Grupo Mexico, the mining giant owned by German Larrea Mota Velasco, Mexico’s second richest man, has been in the center of a political storm since one of its mines in northern Mexico caused the worst ecological disaster in Mexican history.
According to Mexico’s federal environmental protection agency, Profepa, on August 6 Grupo Mexico’s subsidiary Buenavista del Cobre mine spilled 10 million gallons (40,000 cubic meters) of copper sulfate acid into the Sonora and Bacanuchi rivers, 25 miles south of the border with Arizona.
The contamination turned the waterways orange and affected the water supply of 24,000 people in seven communities along the rivers, forcing schools to close for several weeks while environmental authorities clean up the mess; 322 wells were shut down and more than 3 million liters of water have been distributed in trucks and bottles. Authorities place the cost of the total cleanup in the “hundreds of millions or billions” of Mexican pesos.
“This is the worst natural disaster provoked by the mining industry in the modern history of Mexico,” said Mexican Environment Minister Juan José Guerra Abud on August 26. Profepa said the mine’s leach solution yard is where the spill originated and ordered it partially shut,citing “imminent risk to the environment.”
The government has taken preliminary action to fine Grupo Mexico more than $3 million for the spill and Mexico’s Attorney General’s Office has opened a criminal investigation into top officials at the Buenavista mine, the world’s fourth largest copper mine by output.
In full-page ads in the Mexican press, Grupo Mexico blamed the acid spill on heavy rains.
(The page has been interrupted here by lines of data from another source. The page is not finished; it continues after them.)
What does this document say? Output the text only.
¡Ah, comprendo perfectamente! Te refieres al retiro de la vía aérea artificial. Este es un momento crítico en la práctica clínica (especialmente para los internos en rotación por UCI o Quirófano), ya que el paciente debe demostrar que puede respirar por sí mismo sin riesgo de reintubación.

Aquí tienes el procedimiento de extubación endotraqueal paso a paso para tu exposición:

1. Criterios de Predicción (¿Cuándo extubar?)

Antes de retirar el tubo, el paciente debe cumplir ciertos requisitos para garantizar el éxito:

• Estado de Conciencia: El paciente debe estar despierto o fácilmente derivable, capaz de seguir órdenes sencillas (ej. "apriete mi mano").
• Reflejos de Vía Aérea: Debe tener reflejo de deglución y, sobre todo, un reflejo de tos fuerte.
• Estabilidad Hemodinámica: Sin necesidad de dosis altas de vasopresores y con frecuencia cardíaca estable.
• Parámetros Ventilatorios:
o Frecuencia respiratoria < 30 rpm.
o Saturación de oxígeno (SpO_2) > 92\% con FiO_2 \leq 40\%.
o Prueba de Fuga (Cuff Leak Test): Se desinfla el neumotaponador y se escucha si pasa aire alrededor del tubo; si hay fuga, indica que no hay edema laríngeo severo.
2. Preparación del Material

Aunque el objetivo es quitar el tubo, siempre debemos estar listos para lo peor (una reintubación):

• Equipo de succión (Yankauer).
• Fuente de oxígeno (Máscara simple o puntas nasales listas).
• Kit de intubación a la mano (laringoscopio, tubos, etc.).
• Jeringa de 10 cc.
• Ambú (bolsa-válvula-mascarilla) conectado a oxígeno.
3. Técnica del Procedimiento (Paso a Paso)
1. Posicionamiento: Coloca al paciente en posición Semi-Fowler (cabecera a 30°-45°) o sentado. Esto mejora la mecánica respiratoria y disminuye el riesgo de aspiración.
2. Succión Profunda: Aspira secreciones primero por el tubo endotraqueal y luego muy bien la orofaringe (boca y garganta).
But the federal and state governments, as well as environmental groups, dismissed the explanation. They believe it was provoked by maintenance problems in a tank containing the acid.
It is not the first major disaster involving Grupo Mexico. In 2006, an explosion inside the Pasta de Conchos coal mine, a Grupo Mexico-owned mine 62 miles south of the Texas border, in the state of Coahuila, left 65 miners trapped underground. Only two bodies were recovered.
Yet despite increasing calls by the affected communities, environmental groups and the Mexican Congress, which has asked authorities to suspend operations at the Buenavista mine until all damages have been assessed, and also cancel the mine’s concession, Larrea has not only not apologized but also so far has not said a word about the disaster.